UC DAVIS (US)—Health-care providers are quick to advise patients to quit smoking, but few follow up with programs, plans, or prescriptions to help them break the habit, as recommended by national guidelines.

Elisa K. Tong, assistant professor of medicine at University of California at Davis, surveyed seven groups of health professionals whom smokers are most likely to encounter: primary-care physicians, emergency-medicine physicians, psychiatrists, registered nurses, dentists, dental hygienists, and pharmacists.

“We know that provider advice is one of the simplest and most important things to help a smoker to try to quit and stay quit,” Tong says.

“Providers are not doing enough. It should be a priority for all health professionals, not just primary-care physicians.”

The study asked participants if they perform the ‘5 A’s’ with patients: asking, advising, assessing, assisting, and arranging follow-up about tobacco use. Respondents were also asked questions about their own smoking habits.

Participants cited numerous barriers to compliance with the guidelines, including their own tobacco use, perceptions of patient attitudes about quitting, a lack of training in smoking-cessation interventions, and a sense that it was not part of their professional responsibilities.

Details appear online in Nicotine & Tobacco Research, and will be published in the July issue of the journal.

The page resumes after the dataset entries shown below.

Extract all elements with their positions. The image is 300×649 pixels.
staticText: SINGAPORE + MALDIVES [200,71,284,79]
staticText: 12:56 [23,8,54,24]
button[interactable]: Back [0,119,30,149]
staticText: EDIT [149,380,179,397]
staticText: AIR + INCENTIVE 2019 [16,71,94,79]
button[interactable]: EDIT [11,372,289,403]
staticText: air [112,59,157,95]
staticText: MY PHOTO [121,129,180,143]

“This paper presents two important findings,” says Steven A. Schroeder of the Division of General Internal Medicine and Smoking Cessation Leadership Center at the University of California at San Francisco, who contributed to the study.

“First, although clinicians could play an important role in helping smokers quit, far too often they do not do so. Second, clinicians themselves have very low smoking rates.

“Even nurses, who were previously assumed to be heavy smokers, are substantially below the national average. If the entire country smoked at the rate of health professionals, the United States would be one of the healthiest nations in the world.”

The study found that 13 percent of registered nurses smoke, fewer than the national prevalence of 20 percent, but far more than other categories of health professionals.

Up to 99 percent of health professionals report that they ask patients and almost as many advise them about smoking risks. But far fewer help them get the help they need to quit.

For example, among registered nurses, 87 percent reported asking if a patient smokes, and 65 percent said they advise smokers to quit. But only 25 percent of respondents reported assisting smokers to set a quit date.

The low rate of assistance for patients was similar across the board, except among primary-care physicians, who report assisting patients to set a quit date nearly 60 percent of the time.

Tong says primary-care physicians have been the main focus for smoking-cessation efforts, but are insufficient to help most smokers quit. Non-physician health professionals can be effective, she says, and that being asked about smoking by more than one type of health professional can increase the odds of a patient quitting.

Tong notes that smoking prevalence among mental health patients is high, and that emergency room physicians are often on the front line of health care, but neither group sufficiently follows the guidelines.

Referring to telephone “quitlines” such as the national 1-800-QUIT NOW is one way all health professionals can improve in assisting smokers to quit.

“Those are missed opportunities if they don’t address tobacco use,” she says.